Obama had been a regular visitor to Wisconsin until the fight over collective bargaining broke out in February. In a national television interview, he criticized the attack on labor rights, but he has been mostly silent while the drama unfolded. Many speculate that Obama and his advisers are concerned that too close an association with militant labor demonstrations will lose middle-class votes in several swing states. In addition, the president’s team may have believed that class war in Wisconsin was inconsistent with his negotiations to avoid default by achieving a budget deal with the likes of Wisconsin Representative Paul Ryan. For Democrats in Wisconsin, however, the sense of abandonment by the White House has been real, and could erode Obama’s public support in 2012. Even on his Midwest listening tour in August, Obama’s bus rolled right past the Wisconsin border.

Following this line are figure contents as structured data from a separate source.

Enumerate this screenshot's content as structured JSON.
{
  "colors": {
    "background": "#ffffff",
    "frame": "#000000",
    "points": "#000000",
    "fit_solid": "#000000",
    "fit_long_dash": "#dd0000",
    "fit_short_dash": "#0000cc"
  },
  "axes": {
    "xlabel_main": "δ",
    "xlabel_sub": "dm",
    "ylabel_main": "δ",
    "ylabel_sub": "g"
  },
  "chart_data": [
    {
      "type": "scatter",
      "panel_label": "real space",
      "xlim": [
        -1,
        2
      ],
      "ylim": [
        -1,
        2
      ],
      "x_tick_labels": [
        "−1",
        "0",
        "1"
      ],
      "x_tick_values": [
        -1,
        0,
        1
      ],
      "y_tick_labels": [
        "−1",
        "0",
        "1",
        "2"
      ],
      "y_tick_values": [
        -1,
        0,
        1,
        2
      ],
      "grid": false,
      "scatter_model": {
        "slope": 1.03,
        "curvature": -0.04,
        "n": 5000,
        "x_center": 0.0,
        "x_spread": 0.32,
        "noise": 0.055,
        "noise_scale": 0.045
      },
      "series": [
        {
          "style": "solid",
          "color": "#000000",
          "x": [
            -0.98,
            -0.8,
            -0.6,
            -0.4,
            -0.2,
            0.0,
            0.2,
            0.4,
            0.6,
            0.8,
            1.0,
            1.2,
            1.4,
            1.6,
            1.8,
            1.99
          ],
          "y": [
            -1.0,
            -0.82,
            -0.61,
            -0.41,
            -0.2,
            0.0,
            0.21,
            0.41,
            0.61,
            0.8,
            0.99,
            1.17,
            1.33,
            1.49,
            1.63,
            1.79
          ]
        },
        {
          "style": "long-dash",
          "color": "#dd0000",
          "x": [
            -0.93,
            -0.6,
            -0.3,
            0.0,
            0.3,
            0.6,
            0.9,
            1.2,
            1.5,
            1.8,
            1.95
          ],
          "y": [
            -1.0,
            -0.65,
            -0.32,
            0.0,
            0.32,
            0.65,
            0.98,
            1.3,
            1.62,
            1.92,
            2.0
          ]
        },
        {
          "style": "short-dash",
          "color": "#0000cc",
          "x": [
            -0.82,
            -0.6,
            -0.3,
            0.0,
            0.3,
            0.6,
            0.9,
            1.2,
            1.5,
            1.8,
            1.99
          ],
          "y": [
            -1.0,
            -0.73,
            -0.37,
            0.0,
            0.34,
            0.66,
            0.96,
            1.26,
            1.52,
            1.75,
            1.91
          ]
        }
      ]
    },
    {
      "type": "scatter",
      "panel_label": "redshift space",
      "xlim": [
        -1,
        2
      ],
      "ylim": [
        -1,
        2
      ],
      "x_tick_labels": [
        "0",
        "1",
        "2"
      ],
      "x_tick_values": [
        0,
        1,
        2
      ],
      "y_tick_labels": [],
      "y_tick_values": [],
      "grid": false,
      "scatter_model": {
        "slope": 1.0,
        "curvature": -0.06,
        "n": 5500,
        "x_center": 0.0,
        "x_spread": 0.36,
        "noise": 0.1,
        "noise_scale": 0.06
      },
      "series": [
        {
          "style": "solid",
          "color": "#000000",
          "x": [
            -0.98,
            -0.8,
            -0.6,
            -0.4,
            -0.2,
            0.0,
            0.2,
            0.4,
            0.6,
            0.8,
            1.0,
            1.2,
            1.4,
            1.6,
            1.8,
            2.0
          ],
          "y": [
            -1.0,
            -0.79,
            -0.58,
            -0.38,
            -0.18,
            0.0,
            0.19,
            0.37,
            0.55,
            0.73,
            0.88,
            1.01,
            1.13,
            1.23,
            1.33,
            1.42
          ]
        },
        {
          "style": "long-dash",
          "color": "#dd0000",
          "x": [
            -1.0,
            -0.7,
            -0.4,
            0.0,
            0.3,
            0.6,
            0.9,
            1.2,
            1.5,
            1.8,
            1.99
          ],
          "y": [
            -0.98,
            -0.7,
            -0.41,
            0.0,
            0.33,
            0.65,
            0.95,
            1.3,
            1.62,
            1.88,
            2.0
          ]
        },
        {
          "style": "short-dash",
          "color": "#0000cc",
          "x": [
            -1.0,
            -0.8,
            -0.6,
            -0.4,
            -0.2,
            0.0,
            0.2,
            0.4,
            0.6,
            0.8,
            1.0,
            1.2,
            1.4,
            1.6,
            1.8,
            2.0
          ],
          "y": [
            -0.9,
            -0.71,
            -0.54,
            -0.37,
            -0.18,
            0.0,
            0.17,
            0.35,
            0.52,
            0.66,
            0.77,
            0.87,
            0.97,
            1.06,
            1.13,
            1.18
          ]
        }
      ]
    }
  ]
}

“If Obama had come here in February,” says Paul Soglin, “there would have been 150,000 people in ten-degree weather.” Among many labor leaders, John Matthews, the longtime director of the Wisconsin teachers’ union who pushed the original February walkouts, agrees with the need for Obama to step into the battle.
As long as Obama appears to be disengaged, his support is waning in Wisconsin. He must resume his frequent appearances in Wisconsin, or send Vice President Joe Biden or Labor Secretary Hilda Solis. Walker’s challenge to Wisconsin Democrats is at the forefront of the Republican challenge to Obama. In addition, Wisconsin will be the center of a hotly contested US Senate race that may determine control of the upper chamber in Washington. “If Elizabeth Warren can beat Scott Brown in Massachusetts and someone like Representative Mazie Hirono wins the open Hawaii seat, Wisconsin will be the key to holding fifty-one seats,” Nichols argues.
Democrats in Wisconsin also need Obama, according to Nichols, to help mobilize the African-American vote in places like Milwaukee to supplement the white liberal forces opposed to Walker’s draconian budget cuts…

As Hayden concludes, “The Tea Party has thrown down the challenge in Wisconsin. Time will tell how well the president can polka.”